Der maximale Preisunterschied zwischen den im Tagesverlauf teuersten und günstigsten Diesel- und Benzinpreisen hat sich deutlich verringert. Leider ist dies keine gute Nachricht, weil die Annäherung darauf zurückzuführen ist, dass die Tagestiefstpreise deutlich gestiegen sind. Das neue Marktmodell hat daher Tanken besonders für Autofahrer, die darauf achten den Tagestiefstpreis zu erwischen, teurer gemacht. Zwar kann man verlässlich um kurz vor 12:00 Uhr am günstigsten Tanken, aber der dann angebotene Tagestiefstpreis ist bei den Benzinpreisen seit Monatsbeginn um elf Cent je Liter gestiegen, während das Tageshoch konstant geblieben ist.

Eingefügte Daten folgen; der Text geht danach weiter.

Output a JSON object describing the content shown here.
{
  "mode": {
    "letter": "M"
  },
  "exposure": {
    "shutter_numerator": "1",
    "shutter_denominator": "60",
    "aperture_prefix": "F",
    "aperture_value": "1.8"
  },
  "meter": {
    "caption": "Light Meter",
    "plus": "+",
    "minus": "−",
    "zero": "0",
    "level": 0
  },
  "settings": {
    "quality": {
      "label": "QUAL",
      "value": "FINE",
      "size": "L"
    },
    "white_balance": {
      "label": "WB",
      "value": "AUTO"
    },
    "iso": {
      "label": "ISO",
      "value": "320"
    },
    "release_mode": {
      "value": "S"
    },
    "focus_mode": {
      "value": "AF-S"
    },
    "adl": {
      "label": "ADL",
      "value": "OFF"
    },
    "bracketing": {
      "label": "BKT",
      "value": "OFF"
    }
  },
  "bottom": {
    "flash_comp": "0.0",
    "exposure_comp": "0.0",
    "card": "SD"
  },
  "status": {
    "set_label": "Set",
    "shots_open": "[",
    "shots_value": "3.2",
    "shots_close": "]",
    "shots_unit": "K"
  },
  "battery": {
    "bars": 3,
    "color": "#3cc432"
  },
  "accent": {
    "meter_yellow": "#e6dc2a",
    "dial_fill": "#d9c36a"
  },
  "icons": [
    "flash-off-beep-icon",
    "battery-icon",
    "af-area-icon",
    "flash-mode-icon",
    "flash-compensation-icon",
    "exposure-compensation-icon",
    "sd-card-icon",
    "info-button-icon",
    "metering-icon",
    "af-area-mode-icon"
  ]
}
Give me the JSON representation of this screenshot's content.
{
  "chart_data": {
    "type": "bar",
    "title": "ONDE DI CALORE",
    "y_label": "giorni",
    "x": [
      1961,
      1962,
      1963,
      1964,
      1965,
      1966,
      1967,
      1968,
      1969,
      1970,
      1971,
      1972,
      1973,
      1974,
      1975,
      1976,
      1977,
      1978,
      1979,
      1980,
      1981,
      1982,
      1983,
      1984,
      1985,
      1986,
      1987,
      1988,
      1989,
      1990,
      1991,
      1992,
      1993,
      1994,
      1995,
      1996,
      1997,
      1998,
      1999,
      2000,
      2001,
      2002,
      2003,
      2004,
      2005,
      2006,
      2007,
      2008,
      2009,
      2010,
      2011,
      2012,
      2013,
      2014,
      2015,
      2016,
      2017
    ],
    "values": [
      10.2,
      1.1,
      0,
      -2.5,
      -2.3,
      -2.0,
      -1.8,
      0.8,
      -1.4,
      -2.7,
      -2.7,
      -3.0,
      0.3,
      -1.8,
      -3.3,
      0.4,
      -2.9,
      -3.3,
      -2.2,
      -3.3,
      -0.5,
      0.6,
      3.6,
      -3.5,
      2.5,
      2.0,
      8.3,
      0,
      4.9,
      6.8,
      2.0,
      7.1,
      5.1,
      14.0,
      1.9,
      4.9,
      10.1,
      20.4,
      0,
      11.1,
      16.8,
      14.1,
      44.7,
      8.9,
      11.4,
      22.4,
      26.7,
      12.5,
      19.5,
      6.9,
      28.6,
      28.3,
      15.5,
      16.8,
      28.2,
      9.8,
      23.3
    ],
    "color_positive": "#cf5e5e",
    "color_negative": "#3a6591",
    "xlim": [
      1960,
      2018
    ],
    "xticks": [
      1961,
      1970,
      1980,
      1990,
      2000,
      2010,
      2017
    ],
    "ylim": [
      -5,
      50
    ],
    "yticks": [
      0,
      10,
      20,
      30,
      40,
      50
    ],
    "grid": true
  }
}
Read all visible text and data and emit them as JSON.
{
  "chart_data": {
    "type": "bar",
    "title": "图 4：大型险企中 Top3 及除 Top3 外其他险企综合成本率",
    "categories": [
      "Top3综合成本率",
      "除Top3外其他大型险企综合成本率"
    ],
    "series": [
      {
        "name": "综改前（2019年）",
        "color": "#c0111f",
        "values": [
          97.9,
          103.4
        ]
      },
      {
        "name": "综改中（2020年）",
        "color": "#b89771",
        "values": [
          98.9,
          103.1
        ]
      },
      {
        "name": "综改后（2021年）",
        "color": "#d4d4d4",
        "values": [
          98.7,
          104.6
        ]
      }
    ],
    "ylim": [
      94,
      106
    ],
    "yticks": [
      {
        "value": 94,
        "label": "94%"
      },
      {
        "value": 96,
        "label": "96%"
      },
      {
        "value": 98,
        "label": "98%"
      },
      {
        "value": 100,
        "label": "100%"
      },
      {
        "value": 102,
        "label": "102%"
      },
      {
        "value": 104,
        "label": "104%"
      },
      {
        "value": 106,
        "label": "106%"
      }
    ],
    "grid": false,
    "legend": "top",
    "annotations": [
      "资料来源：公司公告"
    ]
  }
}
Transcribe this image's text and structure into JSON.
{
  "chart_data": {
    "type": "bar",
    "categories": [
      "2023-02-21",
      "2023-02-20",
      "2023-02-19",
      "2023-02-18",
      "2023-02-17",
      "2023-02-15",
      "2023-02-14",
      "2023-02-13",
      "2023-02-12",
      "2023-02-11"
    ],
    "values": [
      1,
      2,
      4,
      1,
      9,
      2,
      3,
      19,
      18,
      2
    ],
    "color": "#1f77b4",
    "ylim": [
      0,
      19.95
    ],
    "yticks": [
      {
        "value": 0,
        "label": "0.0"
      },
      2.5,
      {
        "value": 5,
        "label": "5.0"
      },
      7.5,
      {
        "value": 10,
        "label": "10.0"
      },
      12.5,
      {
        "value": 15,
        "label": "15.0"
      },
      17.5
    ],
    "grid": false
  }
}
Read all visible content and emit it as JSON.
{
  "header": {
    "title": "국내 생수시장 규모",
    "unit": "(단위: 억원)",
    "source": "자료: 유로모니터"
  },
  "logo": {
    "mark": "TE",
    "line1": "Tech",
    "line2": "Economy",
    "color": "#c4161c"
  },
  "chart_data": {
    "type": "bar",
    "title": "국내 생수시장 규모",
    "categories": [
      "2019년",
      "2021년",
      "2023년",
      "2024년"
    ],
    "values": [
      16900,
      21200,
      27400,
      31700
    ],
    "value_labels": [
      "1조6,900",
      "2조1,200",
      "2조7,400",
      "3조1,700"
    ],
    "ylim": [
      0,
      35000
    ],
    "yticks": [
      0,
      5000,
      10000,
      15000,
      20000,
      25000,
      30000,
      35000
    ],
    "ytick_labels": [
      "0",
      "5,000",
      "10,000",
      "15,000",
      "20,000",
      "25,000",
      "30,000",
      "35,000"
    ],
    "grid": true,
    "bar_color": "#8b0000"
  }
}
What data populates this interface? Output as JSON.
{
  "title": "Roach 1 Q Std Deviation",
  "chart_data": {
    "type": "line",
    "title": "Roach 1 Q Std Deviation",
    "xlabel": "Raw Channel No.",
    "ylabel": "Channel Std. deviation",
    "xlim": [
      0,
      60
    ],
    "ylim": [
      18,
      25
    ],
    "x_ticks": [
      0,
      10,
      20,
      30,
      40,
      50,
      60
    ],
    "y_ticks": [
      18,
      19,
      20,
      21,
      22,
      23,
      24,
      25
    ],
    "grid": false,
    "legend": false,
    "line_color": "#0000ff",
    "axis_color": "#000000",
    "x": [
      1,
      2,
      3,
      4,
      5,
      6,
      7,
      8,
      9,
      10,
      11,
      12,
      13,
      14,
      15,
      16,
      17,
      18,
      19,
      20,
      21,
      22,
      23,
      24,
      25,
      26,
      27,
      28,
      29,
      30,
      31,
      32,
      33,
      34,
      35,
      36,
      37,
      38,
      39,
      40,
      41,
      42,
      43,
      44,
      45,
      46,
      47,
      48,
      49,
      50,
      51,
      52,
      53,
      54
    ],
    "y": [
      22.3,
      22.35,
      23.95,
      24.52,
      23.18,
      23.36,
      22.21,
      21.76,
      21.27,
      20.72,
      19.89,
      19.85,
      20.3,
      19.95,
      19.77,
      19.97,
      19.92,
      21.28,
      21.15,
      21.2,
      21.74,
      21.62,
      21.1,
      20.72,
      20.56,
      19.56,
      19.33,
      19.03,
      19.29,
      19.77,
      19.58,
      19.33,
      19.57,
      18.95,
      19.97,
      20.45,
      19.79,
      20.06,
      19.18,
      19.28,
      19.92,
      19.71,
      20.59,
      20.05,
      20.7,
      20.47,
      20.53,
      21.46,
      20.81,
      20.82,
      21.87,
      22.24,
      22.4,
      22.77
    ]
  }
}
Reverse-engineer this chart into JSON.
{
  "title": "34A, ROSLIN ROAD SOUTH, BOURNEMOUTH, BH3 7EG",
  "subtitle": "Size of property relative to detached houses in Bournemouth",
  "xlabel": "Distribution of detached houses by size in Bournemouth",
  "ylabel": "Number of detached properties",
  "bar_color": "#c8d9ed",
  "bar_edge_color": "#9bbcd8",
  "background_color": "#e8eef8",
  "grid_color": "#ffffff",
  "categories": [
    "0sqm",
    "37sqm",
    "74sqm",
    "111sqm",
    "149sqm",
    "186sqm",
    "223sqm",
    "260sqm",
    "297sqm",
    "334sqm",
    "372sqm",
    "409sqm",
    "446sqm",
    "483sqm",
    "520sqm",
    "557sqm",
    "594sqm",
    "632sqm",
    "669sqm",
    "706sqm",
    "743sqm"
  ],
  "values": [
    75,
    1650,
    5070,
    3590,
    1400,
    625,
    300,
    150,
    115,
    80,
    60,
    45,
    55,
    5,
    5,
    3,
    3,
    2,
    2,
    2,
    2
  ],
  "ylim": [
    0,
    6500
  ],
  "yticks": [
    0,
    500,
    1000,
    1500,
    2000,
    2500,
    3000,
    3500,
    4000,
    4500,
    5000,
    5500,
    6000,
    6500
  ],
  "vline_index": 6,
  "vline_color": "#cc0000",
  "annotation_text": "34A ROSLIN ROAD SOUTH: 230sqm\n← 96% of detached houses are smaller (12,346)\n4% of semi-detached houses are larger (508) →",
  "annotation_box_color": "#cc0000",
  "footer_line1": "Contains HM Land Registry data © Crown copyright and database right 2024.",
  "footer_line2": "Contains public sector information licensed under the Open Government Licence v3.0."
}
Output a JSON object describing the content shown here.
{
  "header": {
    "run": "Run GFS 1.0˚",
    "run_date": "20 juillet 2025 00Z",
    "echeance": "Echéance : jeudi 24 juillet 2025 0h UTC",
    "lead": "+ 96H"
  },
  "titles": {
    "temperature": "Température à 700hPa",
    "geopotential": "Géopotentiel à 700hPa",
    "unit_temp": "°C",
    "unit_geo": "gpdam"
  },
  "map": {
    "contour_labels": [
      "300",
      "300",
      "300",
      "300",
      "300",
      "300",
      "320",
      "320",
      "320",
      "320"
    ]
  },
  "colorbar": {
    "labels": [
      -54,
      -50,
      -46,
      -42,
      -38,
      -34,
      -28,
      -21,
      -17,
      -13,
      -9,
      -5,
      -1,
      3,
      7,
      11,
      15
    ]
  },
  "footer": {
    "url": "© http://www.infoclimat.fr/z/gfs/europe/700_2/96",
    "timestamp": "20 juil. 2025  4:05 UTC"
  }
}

Der statistisch beste Zeitpunkt um günstig zu Tanken ist in der Regel um 12:00 Uhr. Allerdings sollten Autofahrer aufpassen, dass sie nicht zu spät an der Tankstelle sind, denn der teuerste Moment zum Tanken ist kurz nach zwölf Uhr. Zumeist sinken die Spritpreise dann jedoch wieder recht schnell. Vergleicht man die Durchschnittspreise im Zeitraum 11:00 bis 12:00 Uhr mit denen von 12:00 bis 13:00 Uhr, so steigen die Spritpreise bei der einmaligen Preiserhöhung im bundesweiten Durchschnitt aktuell nur um geringe 2,8 Cent/Liter. Tendenziell sollten Autofahrer in Zukunft eher vormittags tanken oder erst wieder nach 21:00 Uhr. Welche Tankstelle zu jeder Uhrzeit die günstigste Tankstelle in Ihrer Nähe ist, zeigt Ihnen stets ein Blick auf unseren Benzinpreisvergleich.

 

Benzinpreise - aktuelle Preisentwicklung

Im bundesweiten Durchschnitt lag der Preis aller meldenden Tankstellen am vergangenen Mittwoch je nach Kraftstoffsorte bei:

 

- Diesel: 2,417 €uro je Liter

- Superbenzin (E5): 2,210 €uro je Liter

- Superbenzin (E10): 2,149 €uro je Liter

 

Der Abstand zwischen den günstigsten und teuersten Tankstellenpreisen stellte sich je nach Kraftstoffsorte am vergangenen Mittwoch wie folgt dar *:

 

- Diesel: 2,159 €/l zu 2,829 €/l (+ 67 ct/l)

- Superbenzin (E5): 2,079 €/l zu 2,659 €/l (+ 58 ct/l)

- Superbenzin (E10): 2,019 €/l zu 2,599 €/l (+ 58 ct/l)

 

* Die hier dargestellten teuersten und günstigsten Diesel- und Benzinpreise können sowohl in räumlicher als auch in zeitlicher Hinsicht deutlich voneinander abweichen, weshalb die Differenz der beiden Preise als ein theoretischer Wert zu verstehen ist. Zwar kann man häufig den Zeitpunkt beeinflussen, an dem man tanken möchte, jedoch wird man nicht quer durch die Republik fahren, um die günstigste deutsche Tankstelle anzusteuern.